# Thread: Basic trigonometric integral question

1. ## Basic trigonometric integral question

Just wondering about the validity of this answer obtained via using an identity?
A second opinion would be much appreciated! Thanks.

2. ## Re: Basic trigonometric integral question

Looks good to me.

- Hollywood

3. ## Re: Basic trigonometric integral question

Originally Posted by DonGorgon
Just wondering about the validity of this answer obtained via using an identity?
A second opinion would be much appreciated! Thanks.
Even though this solution looks fine, it is NOT the most efficient method in this case.

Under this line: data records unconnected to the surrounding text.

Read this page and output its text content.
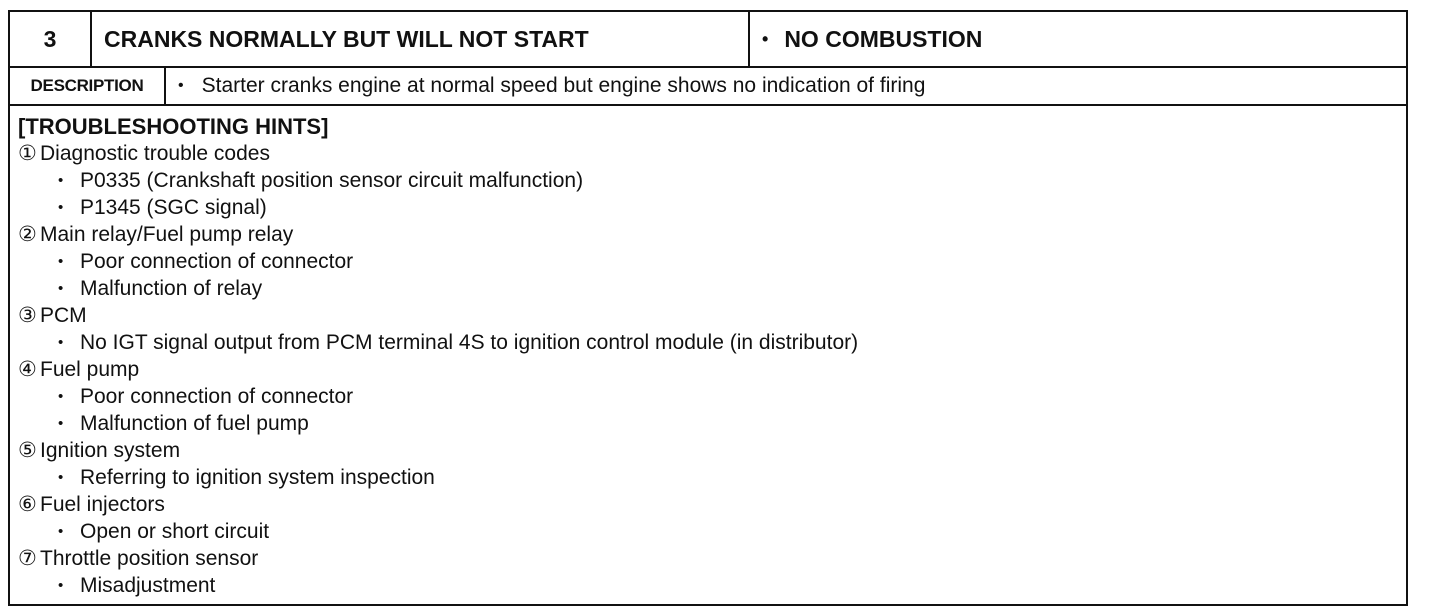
3	CRANKS NORMALLY BUT WILL NOT START	• NO COMBUSTION
DESCRIPTION	• Starter cranks engine at normal speed but engine shows no indication of firing
[TROUBLESHOOTING HINTS]
① Diagnostic trouble codes
• P0335 (Crankshaft position sensor circuit malfunction)
• P1345 (SGC signal)
② Main relay/Fuel pump relay
• Poor connection of connector
• Malfunction of relay
③ PCM
• No IGT signal output from PCM terminal 4S to ignition control module (in distributor)
④ Fuel pump
• Poor connection of connector
• Malfunction of fuel pump
⑤ Ignition system
• Referring to ignition system inspection
⑥ Fuel injectors
• Open or short circuit
⑦ Throttle position sensor
• Misadjustment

I always tell my students to look for obvious substitutions.

\displaystyle \displaystyle \begin{align*} \int{\sin^3{(x)}\,dx} &= -\int{-\sin{(x)}\sin^2{(x)}\,dx} \\ &= -\int{-\sin{(x)}\left[ 1 - \cos^2{(x)} \right] dx} \end{align*}

Now let \displaystyle \displaystyle \begin{align*} u = \cos{(x)} \implies du = -\sin{(x)}\,dx \end{align*} and the integral becomes

\displaystyle \displaystyle \begin{align*} -\int{-\sin{(x)}\left[ 1 - \cos^2{(x)} \right] dx} &= -\int{ 1 - u^2 \, du } \\ &= - \left( u - \frac{u^3}{3} \right) +C \\ &= -\cos{(x)} + \frac{\cos^3{(x)}}{3} + C \end{align*}